Platonism spontaneous.

Предвзятость мыслителя естественно благоприятна логическим идеям. Человек рефлексии будет приписывать, насколько возможно, значимость и реальность только им. Платонизм остается классическим примером такого способа мышления. Живя в эпоху риторики, с образованием, которое имело дело только с идеальными сущностями, вербальными, моральными или математическими, Платон видел в конкрециях в дискурсе истинные элементы бытия. Определимые значения, будучи терминами мысли, должны также, он воображал, быть составляющими реальности. И с той прямотой и дерзостью, которая была возможна древним и примеры которой уже дали пифагорейцы и элейцы, он выставил эти термины дискурса, подобно пифагорейским числам, абсолютными и вечными сущностями, существующими до всех вещей, явленными во всех вещах, дающими космическому мастеру его модели, а твари — ее цель. По некоторой необъяснимой необходимости произошло творение. Идеи умножили себя в потоке бесчисленных образов, которые можно было узнать по их сходству с оригиналами, но которые сразу же отменялись и вычеркивались в силу их существенной неадекватности. Что звуки для слов, а слова для мыслей, тем была вещь для своей идеи.

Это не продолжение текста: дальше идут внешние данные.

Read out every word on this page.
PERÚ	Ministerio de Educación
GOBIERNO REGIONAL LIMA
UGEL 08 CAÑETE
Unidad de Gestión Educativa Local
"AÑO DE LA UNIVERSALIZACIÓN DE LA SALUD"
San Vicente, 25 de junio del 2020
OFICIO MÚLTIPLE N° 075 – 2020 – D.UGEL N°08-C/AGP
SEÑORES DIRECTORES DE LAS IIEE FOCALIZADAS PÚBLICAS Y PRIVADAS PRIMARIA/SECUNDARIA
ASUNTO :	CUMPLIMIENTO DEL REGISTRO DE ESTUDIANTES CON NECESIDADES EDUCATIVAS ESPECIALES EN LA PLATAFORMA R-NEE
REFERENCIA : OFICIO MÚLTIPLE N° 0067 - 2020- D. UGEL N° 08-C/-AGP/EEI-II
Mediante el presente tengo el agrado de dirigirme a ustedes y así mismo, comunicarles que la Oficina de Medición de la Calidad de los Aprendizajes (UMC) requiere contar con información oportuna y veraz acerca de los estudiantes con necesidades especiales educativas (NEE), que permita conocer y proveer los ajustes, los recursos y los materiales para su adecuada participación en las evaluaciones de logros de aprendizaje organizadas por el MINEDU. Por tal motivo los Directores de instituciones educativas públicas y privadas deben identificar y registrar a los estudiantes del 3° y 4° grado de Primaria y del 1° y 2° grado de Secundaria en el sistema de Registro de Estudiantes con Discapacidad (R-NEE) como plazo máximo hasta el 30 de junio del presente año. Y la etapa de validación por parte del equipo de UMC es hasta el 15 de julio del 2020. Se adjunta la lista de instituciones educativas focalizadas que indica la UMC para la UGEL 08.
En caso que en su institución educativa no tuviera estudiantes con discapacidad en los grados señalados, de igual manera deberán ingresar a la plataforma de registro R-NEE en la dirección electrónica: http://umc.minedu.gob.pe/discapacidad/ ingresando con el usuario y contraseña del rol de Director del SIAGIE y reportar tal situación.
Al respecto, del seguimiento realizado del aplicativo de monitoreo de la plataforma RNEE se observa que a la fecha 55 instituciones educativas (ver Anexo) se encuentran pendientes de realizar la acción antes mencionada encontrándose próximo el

Its essential fidelity to the ideal.

Платон, однако, сохранил моральную и значимую сущность своих идей, и, хотя он сделал их идеальными абсолютами, фиксированными значениями, предшествующими их меняющимся выражениям, никогда не мечтал, что они могут быть естественными существованиями или психологическими существами. У оригинального мыслителя, у того, кто действительно мыслит, а не просто спорит, назвать вещь сверхъестественной, или духовной, или умопостигаемой — значит объявить, что это вообще не вещь, не существование актуальное или возможное, а ценность, термин мысли, чисто идеальный принцип; и чем больше настаивают на его реальности в таком смысле, тем больше утверждается его несоизмеримость с грубым существованием. Чтобы выразить эту идеальную реальность, миф является естественным проводником; проводником, которым Платон мог пользоваться тем свободнее, что он унаследовал религию, все еще пластичную и осознающую свою поэтическую сущность, и ему не приходилось бороться, как его современным ученикам, с задержанным детством умов, которые на протяжении ста поколений учились своей метафизике в колыбели. Его идеи, хотя их естественная основа игнорировалась, были, соответственно, всегда идеальными; они всегда представляли значения и функции и никогда не были низведены из моральной сферы в физическую. Противовесом этой подлинной идеальности было то, что теория сохраняла свою моральную силу и не вырождалась в озадаченный и идолопоклоннический пантеизм. Платон полагал, что судьба души — ее освобождение от тех материальных вещей, которые в этом нелогичном явлении были столь чужды ее сущности. Она должна вернуться, после своего озадачивающего и ошеломляющего общения с миром чувств и случайностей, в родное небо своих идей. Ибо животные желания были не менее иллюзорными, и все же не менее значимыми, чем чувственные восприятия. Они вовлекали человека в преследование блага и учили его, через разочарование, искать его только в тех удовлетворениях, которые могут быть постоянными и совершенными. Любовь, подобно интеллекту, должна подняться от видимости к реальности и покоиться в том божественном мире, который является исполнением человеческого.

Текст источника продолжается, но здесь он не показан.